Tolga Abi de İstanbul Cumhuriyet Başsavcılığı’nın ‘kendiliğinden harekete geçmesi sonucu’ başlatılan soruşturma kapsamında tutuklandı.

Tutuklamaya gerekçe gösterilen yazının ardından Cumhurbaşkanlığı’ndan bir yalanlama ya da böyle bir raporun bulunmadığına ilişkin bir açıklama yapılmadı.

Resen harekete geçildiğine göre, Cumhurbaşkanlığı’ndan bir şikayet ya da ihbar da İstanbul Cumhuriyet Başsavcılığı’na yapılmış değil.

Bu durumda İstanbul Cumhuriyet Başsavcılığı, Cumhurbaşkanlığı’nda böyle bir rapor olup olmadığını nereden biliyor?

Cumhurbaşkanlığı’na sunulan her rapor aynı zamanda İstanbul Cumhuriyet Başsavcılığı’na da bildiriliyor da kamuoyunun haberi mi yok!

Başsavcılığın açıklamasında buna ilişkin bir açıklama bulunmuyor.

Açıklamada, (…)yazı içeriğinde 5237 sayılı TCK'nun 217/A maddesinde düzenlenen 'Halkı Yanıltıcı Bilgiyi Alenen Yayma' suçunun unsurlarını oluşturacak nitelikte söz ve beyanlar bulunduğu değerlendirildiğinden(…) deniliyor.

Rapor hakkında Başsavcılıkta bilgi ya da şikayet yoksa ‘halkı yanıltıcı bilgi’ bulunduğu sonucuna nasıl varılıyor?

Soruşturma kapsamındaki sürece ve sorulara devam edelim…

Tolga Abi, T24 Ankara Ofisi’nde yazılarını yazıyor ve günlük çalışmalarını burada gerçekleştiriyor.

Savcılık, buna rağmen evinde arama yapılması kararı veriyor.

Olmadığı iddia edilen bir rapor ile ilgili evde ne aranıyor?

Devam edelim…

Yaklaşık bir saatlik ev aramasının ardından Tolga Abi polisler eşliğinde adliyeye götürülüyor ki zaten hakkındaki her soruşturma bildirimi sonrası savcılığa gidip ifade veren bir kişidir…
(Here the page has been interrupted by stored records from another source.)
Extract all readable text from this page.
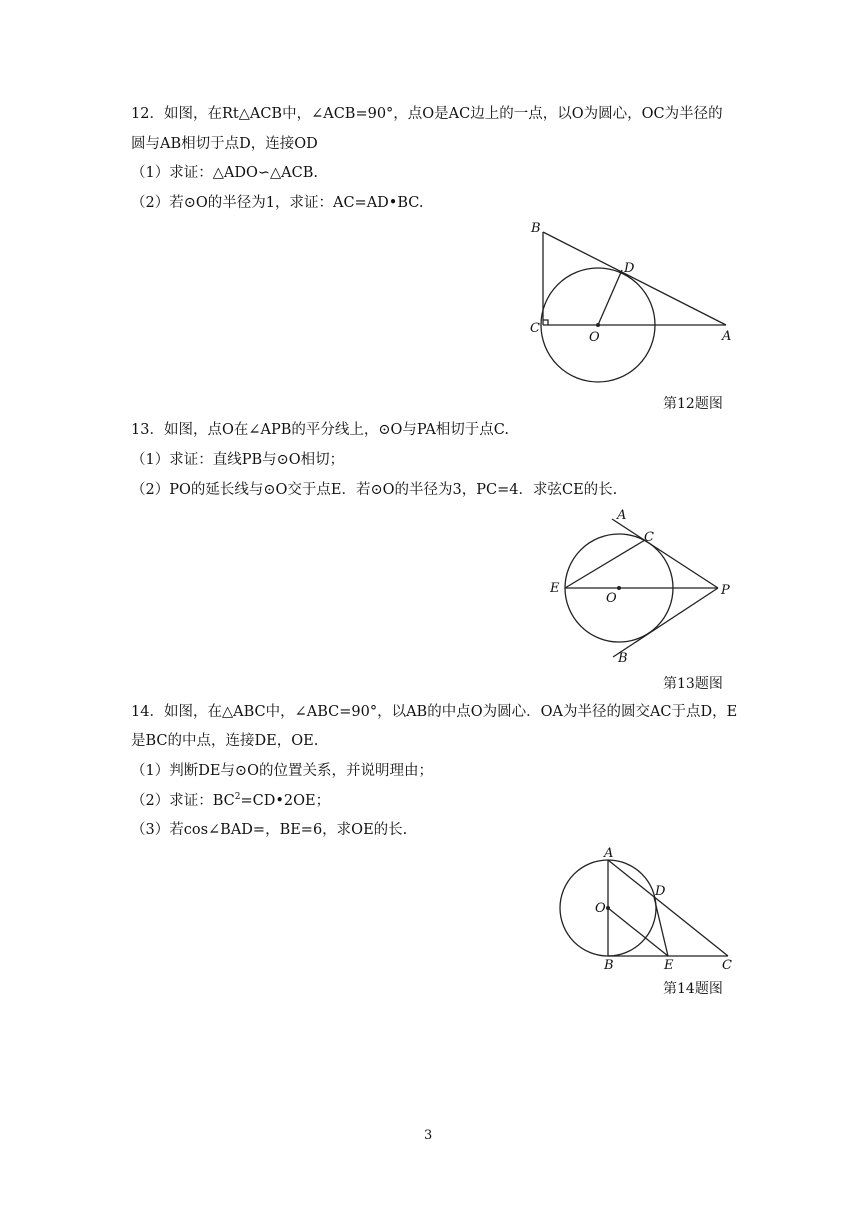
12．如图，在Rt△ACB中，∠ACB=90°，点O是AC边上的一点，以O为圆心，OC为半径的
圆与AB相切于点D，连接OD
（1）求证：△ADO∽△ACB.
（2）若⊙O的半径为1，求证：AC=AD•BC.
B
D
C
O	A
第12题图
13．如图，点O在∠APB的平分线上，⊙O与PA相切于点C.
（1）求证：直线PB与⊙O相切；
（2）PO的延长线与⊙O交于点E．若⊙O的半径为3，PC=4．求弦CE的长.
A
C
E
O
P
B
第13题图
14．如图，在△ABC中，∠ABC=90°，以AB的中点O为圆心．OA为半径的圆交AC于点D，E
是BC的中点，连接DE，OE.
（1）判断DE与⊙O的位置关系，并说明理由；
（2）求证：$BC^2=CD•2OE$；
（3）若cos∠BAD=，BE=6，求OE的长.
A
D
O
B	E	C
第14题图
3
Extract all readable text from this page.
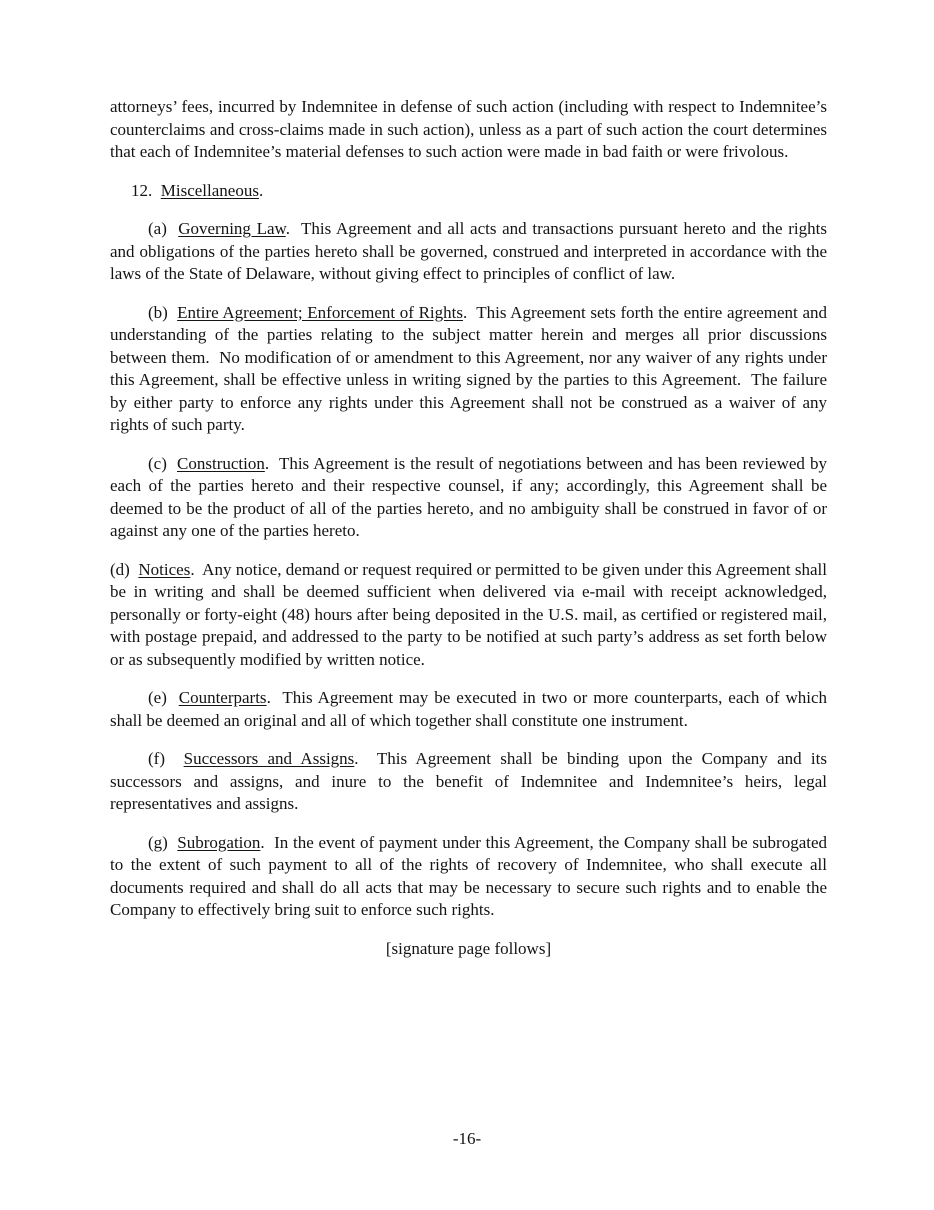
attorneys’ fees, incurred by Indemnitee in defense of such action (including with respect to Indemnitee’s counterclaims and cross-claims made in such action), unless as a part of such action the court determines that each of Indemnitee’s material defenses to such action were made in bad faith or were frivolous.

12.  Miscellaneous.

(a)  Governing Law.  This Agreement and all acts and transactions pursuant hereto and the rights and obligations of the parties hereto shall be governed, construed and interpreted in accordance with the laws of the State of Delaware, without giving effect to principles of conflict of law.

(b)  Entire Agreement; Enforcement of Rights.  This Agreement sets forth the entire agreement and understanding of the parties relating to the subject matter herein and merges all prior discussions between them.  No modification of or amendment to this Agreement, nor any waiver of any rights under this Agreement, shall be effective unless in writing signed by the parties to this Agreement.  The failure by either party to enforce any rights under this Agreement shall not be construed as a waiver of any rights of such party.

(c)  Construction.  This Agreement is the result of negotiations between and has been reviewed by each of the parties hereto and their respective counsel, if any; accordingly, this Agreement shall be deemed to be the product of all of the parties hereto, and no ambiguity shall be construed in favor of or against any one of the parties hereto.

(d)  Notices.  Any notice, demand or request required or permitted to be given under this Agreement shall be in writing and shall be deemed sufficient when delivered via e-mail with receipt acknowledged, personally or forty-eight (48) hours after being deposited in the U.S. mail, as certified or registered mail, with postage prepaid, and addressed to the party to be notified at such party’s address as set forth below or as subsequently modified by written notice.

(e)  Counterparts.  This Agreement may be executed in two or more counterparts, each of which shall be deemed an original and all of which together shall constitute one instrument.

(f)  Successors and Assigns.  This Agreement shall be binding upon the Company and its successors and assigns, and inure to the benefit of Indemnitee and Indemnitee’s heirs, legal representatives and assigns.

(g)  Subrogation.  In the event of payment under this Agreement, the Company shall be subrogated to the extent of such payment to all of the rights of recovery of Indemnitee, who shall execute all documents required and shall do all acts that may be necessary to secure such rights and to enable the Company to effectively bring suit to enforce such rights.

[signature page follows]

-16-
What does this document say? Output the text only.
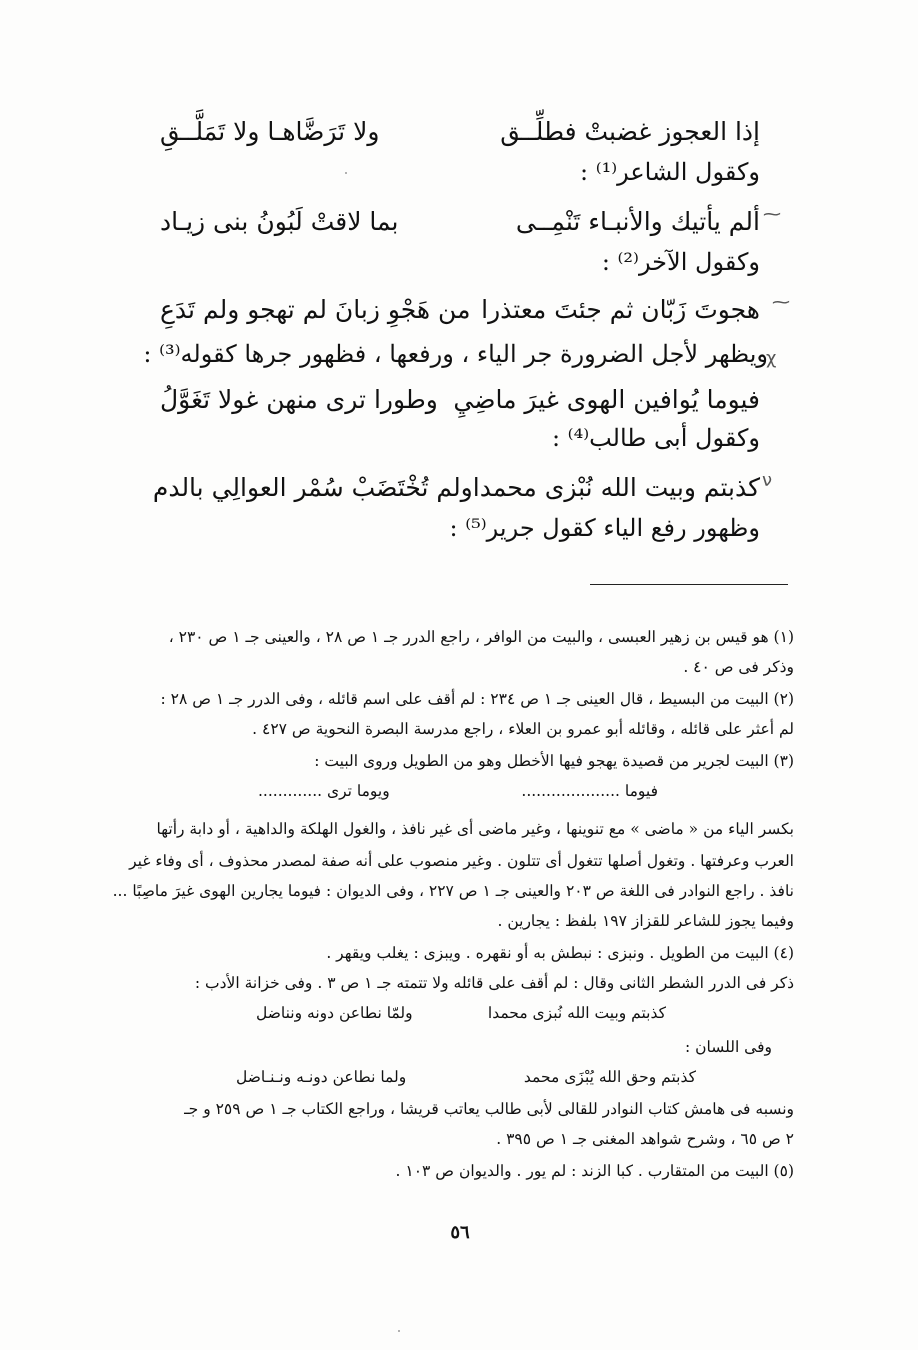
إذا العجوز غضبتْ فطلِّــق
ولا تَرَضَّاهـا ولا تَمَلَّــقِ
وكقول الشاعر⁽¹⁾ :
⁓
ألم يأتيك والأنبـاء تَنْمِــى
بما لاقتْ لَبُونُ بنى زيـاد
وكقول الآخر⁽²⁾ :
⁓
هجوتَ زَبّان ثم جئتَ معتذرا
من هَجْوِ زبانَ لم تهجو ولم تَدَعِ
χ
ويظهر لأجل الضرورة جر الياء ، ورفعها ، فظهور جرها كقوله⁽³⁾ :
فيوما يُوافين الهوى غيرَ ماضِيِ
وطورا ترى منهن غولا تَغَوَّلُ
وكقول أبى طالب⁽⁴⁾ :
ν
كذبتم وبيت الله نُبْزى محمدا
ولم تُخْتَضَبْ سُمْر العوالِي بالدم
وظهور رفع الياء كقول جرير⁽⁵⁾ :
(١) هو قيس بن زهير العبسى ، والبيت من الوافر ، راجع الدرر جـ ١ ص ٢٨ ، والعينى جـ ١ ص ٢٣٠ ،
وذكر فى ص ٤٠ .
(٢) البيت من البسيط ، قال العينى جـ ١ ص ٢٣٤ : لم أقف على اسم قائله ، وفى الدرر جـ ١ ص ٢٨ :
لم أعثر على قائله ، وقائله أبو عمرو بن العلاء ، راجع مدرسة البصرة النحوية ص ٤٢٧ .
(٣) البيت لجرير من قصيدة يهجو فيها الأخطل وهو من الطويل وروى البيت :
فيوما ....................
ويوما ترى .............
بكسر الياء من « ماضى » مع تنوينها ، وغير ماضى أى غير نافذ ، والغول الهلكة والداهية ، أو دابة رأتها
العرب وعرفتها . وتغول أصلها تتغول أى تتلون . وغير منصوب على أنه صفة لمصدر محذوف ، أى وفاء غير
نافذ . راجع النوادر فى اللغة ص ٢٠٣ والعينى جـ ١ ص ٢٢٧ ، وفى الديوان : فيوما يجارين الهوى غيرَ ماصِبًا ...
وفيما يجوز للشاعر للقزاز ١٩٧ بلفظ : يجارين .
(٤) البيت من الطويل . ونبزى : نبطش به أو نقهره . ويبزى : يغلب ويقهر .
ذكر فى الدرر الشطر الثانى وقال : لم أقف على قائله ولا تتمته جـ ١ ص ٣ . وفى خزانة الأدب :
كذبتم وبيت الله نُبزى محمدا
ولمّا نطاعن دونه ونناضل
وفى اللسان :
كذبتم وحق الله يُبْزَى محمد
ولما نطاعن دونـه ونـنـاضل
ونسبه فى هامش كتاب النوادر للقالى لأبى طالب يعاتب قريشا ، وراجع الكتاب جـ ١ ص ٢٥٩ و جـ
٢ ص ٦٥ ، وشرح شواهد المغنى جـ ١ ص ٣٩٥ .
(٥) البيت من المتقارب . كبا الزند : لم يور . والديوان ص ١٠٣ .
٥٦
Neden davet edilmiyor da polisiye deyimle ‘mevcutlu olarak’ adliyeye sevk ediliyor?

Tolga Abi, adliyede SEGBİS aracılığıyla önce savcıya ardından İstanbul 1. Sulh Ceza Hakimi’ne ifade verdi.

Amacının halkı bilgilendirmek olduğunu altını çize çize söyledi ancak tutuklandı.

Kararında TCK 217/A’nın katalog suçlardan olduğunu yazan İstanbul 1. Sulh Ceza Hakimliği, tutuklamaya gerekçe olarak “kaçma şüphesi ile delilleri yok etme, gizleme, tanık ve mağdurlar üzerinde baskı oluşturma şüphesinin bulunduğunu” belirtti. Mahkemenin tutuklamaya sunduğu gerekçelerden biri de “beklenen ceza veya güvenlik önlemi” oldu.

Karardaki kaçma şüphesi ifadesi ilginç.

Polisler öğle saatlerinde evine gittiğinde Tolga Abi evde değildi ve telefonla haber verilmesi üzerine eve geçti.

Yani kaçmadı…

Zaten 35 yıllık meslek hayatında hakkında ağır ceza mahkemelerinde açılan davalar ve onlarca soruşturmadan da kaçmadı.

Hepsinden de alnının akıyla çıktı…

Karardaki bir başka gerekçe de “delilleri yok etme, gizleme, tanık ve mağdurlar üzerinde baskı oluşturma şüphesinin bulunduğu”…

Olmadığı iddia edilen raporu yok edeceği ya da gizleyeceği mi varsayılıyor Tolga Abi’nin?

Yazıdaki konuya bakılırsa tanık ve mağdur, Türkiye Cumhuriyeti vatandaşları.

85 milyon kişiye baskı mı oluşturacağı tahmin ediliyor yoksa?

Kararda ayrıca TCK 217/A’nın katalog suçlardan olduğu ifade ediliyor.

Oysa cinsel saldırı, çete, cinayet, uyuşturucu gibi suçların da yer aldığı katalog suçlar arasında bu madde sayılmıyor.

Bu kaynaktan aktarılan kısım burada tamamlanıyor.